Руслан сунул руку в карман гимнастерки, протянул мне тысячную купюру.
— Спасибо. Я верну переводом, — пообещал я.
— Не надо. — Он встал и задержался в дверном проеме, зажмурившись в туннеле низкого сильного солнца.
Утром я нашел Гузель на кухне. Она чистила рыбу, пойманную накануне. За ночь рыбешки закоснели, она держала их за негнущиеся хвосты, как дощечки.
Услышав меня, девушка сжалась, не обернувшись. Плечи ее задрожали, вся она подалась в сторону, к стене.
Я обнял ее.
Она рванулась, ударила меня от груди по лицу. Взгляд ее, полный слез, был направлен мне в щеку, я чуть отстранился, поймал ее глаза.
— Зачем ты так?.. — прошептала она.
Я отвернулся.
Она шагнула со спины, дотронулась до моей шеи, с виска ощупала лицо и отшатнулась.
Я едва сумел ее удержать. На следующий день в полдень я подходил к стоянке. Вдруг донесся запах дыма.
Я пригнулся, стал обходить с фланга. Перспектива, оставшись без байдарки, вплавь выбираться к Сарабалыку меня не прельщала.
Я выпрямился и выломился из зарослей на открытое место.
Двойник сидел на перевернутой вверх дном байдарке. Он подклеивал реберный стрингер, когда-то содранный сучком при шварте.
В стороне на углях выкипал чайник.
На мгновенье я замешкался — шевелящееся зеркало суводи направило мне в переносье солнечный луч. В пластах блеска мелькнула морда коня — злой, закусив удила, он рвал прочь из морока наседавшего на него кошмара. Я кинулся ему на шею…
Двойника я настиг только на середине плеса.
Бешенство спурта давно сменилось тягуном, сносимым по теченью. На него раз за разом нанизывались усталые гребки, рот из-под вскинутой руки судорожно кусал воздух.

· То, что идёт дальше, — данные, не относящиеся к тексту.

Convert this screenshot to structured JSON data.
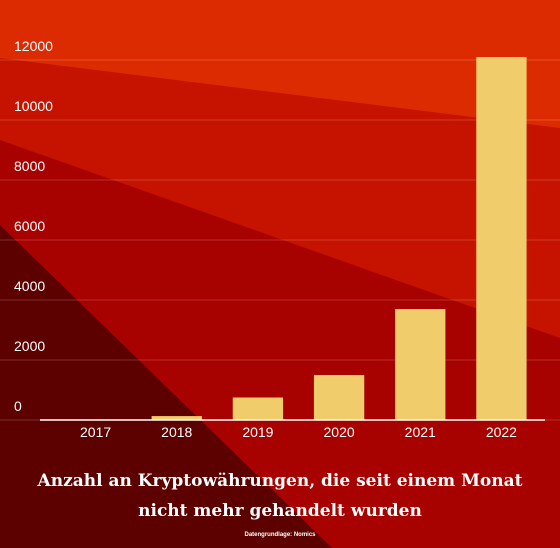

Напарник мой стал наконец задыхаться, сбиваться с ритма, уже плюхал руками. Крупная зыбь сыпала брызги в дыхательное горло. Я заперхался, подотстал.
Он пытался сначала отбиваться ногами, но и на это уже не было сил у обоих. Прежде чем встать ему на плечи, я ударил кулаком по затылку и крутанул за плечо, чтобы посмотреть в глаза.
Бесчувственный белый взгляд отринул последнюю долю сомненья. Хрипя, я напрыгнул на него, еще и еще, покуда он, всплыв, не обернулся искаженным чуждым лицом — и, прозрачно погружаясь в отражение облаков, стал понемногу отдаляться.
Кефаль
Наталье Гетманской
В августе по городу, будто весть о тайной катастрофе, разлетелся, мерцая, шепот: к берегу наконец подошла кефаль.
В сопящей ватаге друзей, путаясь в снастях донок, то и дело взвывая от впившегося крючка и гремя поклевными бубенцами, Семен несется вниз по нешироким ярусам города к морю.
Полдневная духота тяжко оплывает по чаше ландшафта. На Мичманском лужи лопастного крошева сухой акации лениво шевелятся и пересыпаются на новое место от случайного ветерка. Там и тут по косогорам Исторического бульвара вскрикивают, цокают цикады. Мальчишки, едва поспевая корпусом за ступнями, мчатся вниз на Графскую пристань, слетают с Верхней Садовой: ограды над подпорными стенками, заросшие плющом и остистыми копнами дрока, памятники, камни бастионов, петли переулков и булыжные лестницы, едва проходимые от царапких дебрей шиповника и ежевики, уютные тупики, стрельба бликов по окнам домов, подвесные мостки к парадным, резные балконы, нефтяной полусвет кофеен и дурманный чад жареной султанки, обморочный шелест шелковых флагов и запах роз и помидоров — все это бесследно рушится в их взвинченных ощущеньях и взглядах, с бешеной цепкостью вырывающих из перспективы бега ниточку равновесия. Море, входя предвосхищенной прохладой в обрывистые узкие бухты, пока еще невидимо живет за Братским кладбищем, за Корабельной стороной…
И вдруг впереди — стоп, провал, неясная заминка: на пути громоздится нестройный вой духовых, по ухающему колесу барабана ходит войлочная колотушка, и медный блеск тарелки, гремя, впивается в зрачок.
Из дома, утопшего в обвале плюща, выносят гроб.
Вся в трещинках, барабанная кожа натянута дрябло, пролежень от колотушки дышит как на жирной старухе.